Caffeine application to control myocytes mimics the properties of the SR Ca²⁺ leak observed in HF myocytes. (A) Time-dependent profiles of intra-SR Ca²⁺ signals. Application of 10 μM thapsigargin (Tg) evokes a steady loss of intra-SR Ca²⁺, visualized by the decline of Fluo-5N signal. Caffeine (1 mM) produces SR Ca²⁺ leak acceleration that is qualitatively similar to that occurring in HF. Dotted lines represent time-dependent profiles of intra-SR Ca²⁺ signals recorded in control (black) and HF (gray) myocytes. (B) Decline of Fluo-5N signal in the presence of thapsigargin was fit by an exponential function. The average time constants were 713 ± 160, 337 ± 53, and 201 ± 27 s in controls, HF myocytes, and control myocytes in the presence of 1 mM caffeine, respectively. (C) Time-dependent profiles of intra-SR Fluo-5N signals in control cells before and after application of 10 μM ruthenium red (Rut Red) in the absence and in the presence of specified concentrations of caffeine.
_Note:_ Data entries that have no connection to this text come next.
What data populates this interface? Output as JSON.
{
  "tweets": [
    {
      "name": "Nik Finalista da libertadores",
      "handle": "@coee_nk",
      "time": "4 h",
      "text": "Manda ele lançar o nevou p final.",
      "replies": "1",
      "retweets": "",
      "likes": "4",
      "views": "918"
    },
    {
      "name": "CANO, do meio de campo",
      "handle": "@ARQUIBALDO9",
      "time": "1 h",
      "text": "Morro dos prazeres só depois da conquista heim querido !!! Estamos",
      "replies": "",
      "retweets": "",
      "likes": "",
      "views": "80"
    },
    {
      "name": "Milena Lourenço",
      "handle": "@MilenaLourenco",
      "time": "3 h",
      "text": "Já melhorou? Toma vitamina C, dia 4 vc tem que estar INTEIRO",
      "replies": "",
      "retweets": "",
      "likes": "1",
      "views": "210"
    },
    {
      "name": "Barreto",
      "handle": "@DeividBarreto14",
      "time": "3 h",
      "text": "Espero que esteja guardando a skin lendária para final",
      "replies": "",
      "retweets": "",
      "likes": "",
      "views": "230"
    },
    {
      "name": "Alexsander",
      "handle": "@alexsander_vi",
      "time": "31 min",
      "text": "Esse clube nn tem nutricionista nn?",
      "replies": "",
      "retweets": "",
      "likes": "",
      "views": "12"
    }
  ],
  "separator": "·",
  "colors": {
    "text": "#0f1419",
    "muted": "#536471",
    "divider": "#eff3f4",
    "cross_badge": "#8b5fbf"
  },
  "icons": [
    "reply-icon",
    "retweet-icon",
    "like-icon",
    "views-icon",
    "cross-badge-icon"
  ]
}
Caffeine (Caf, 10 mM) was applied to determine Fluo-5N signal with Ca²⁺-depleted SR. The maximal Fluo-5N signal was determined by simultaneous application of ionomycin with 10 mM Ca²⁺ and 10 mM BDM. In the absence of caffeine, normalized [Ca²⁺]_SR levels were 0.73 ± 0.03 before and 0.92 ± 0.03 during application of Rut Red, respectively. In the presence of 2 mM caffeine, normalized [Ca²⁺]_SR levels were 0.28 ± 0.03 before and 0.76 ± 0.03 during the application of Rut Red, respectively (*p < 0.05 versus control; **p < 0.01 versus control).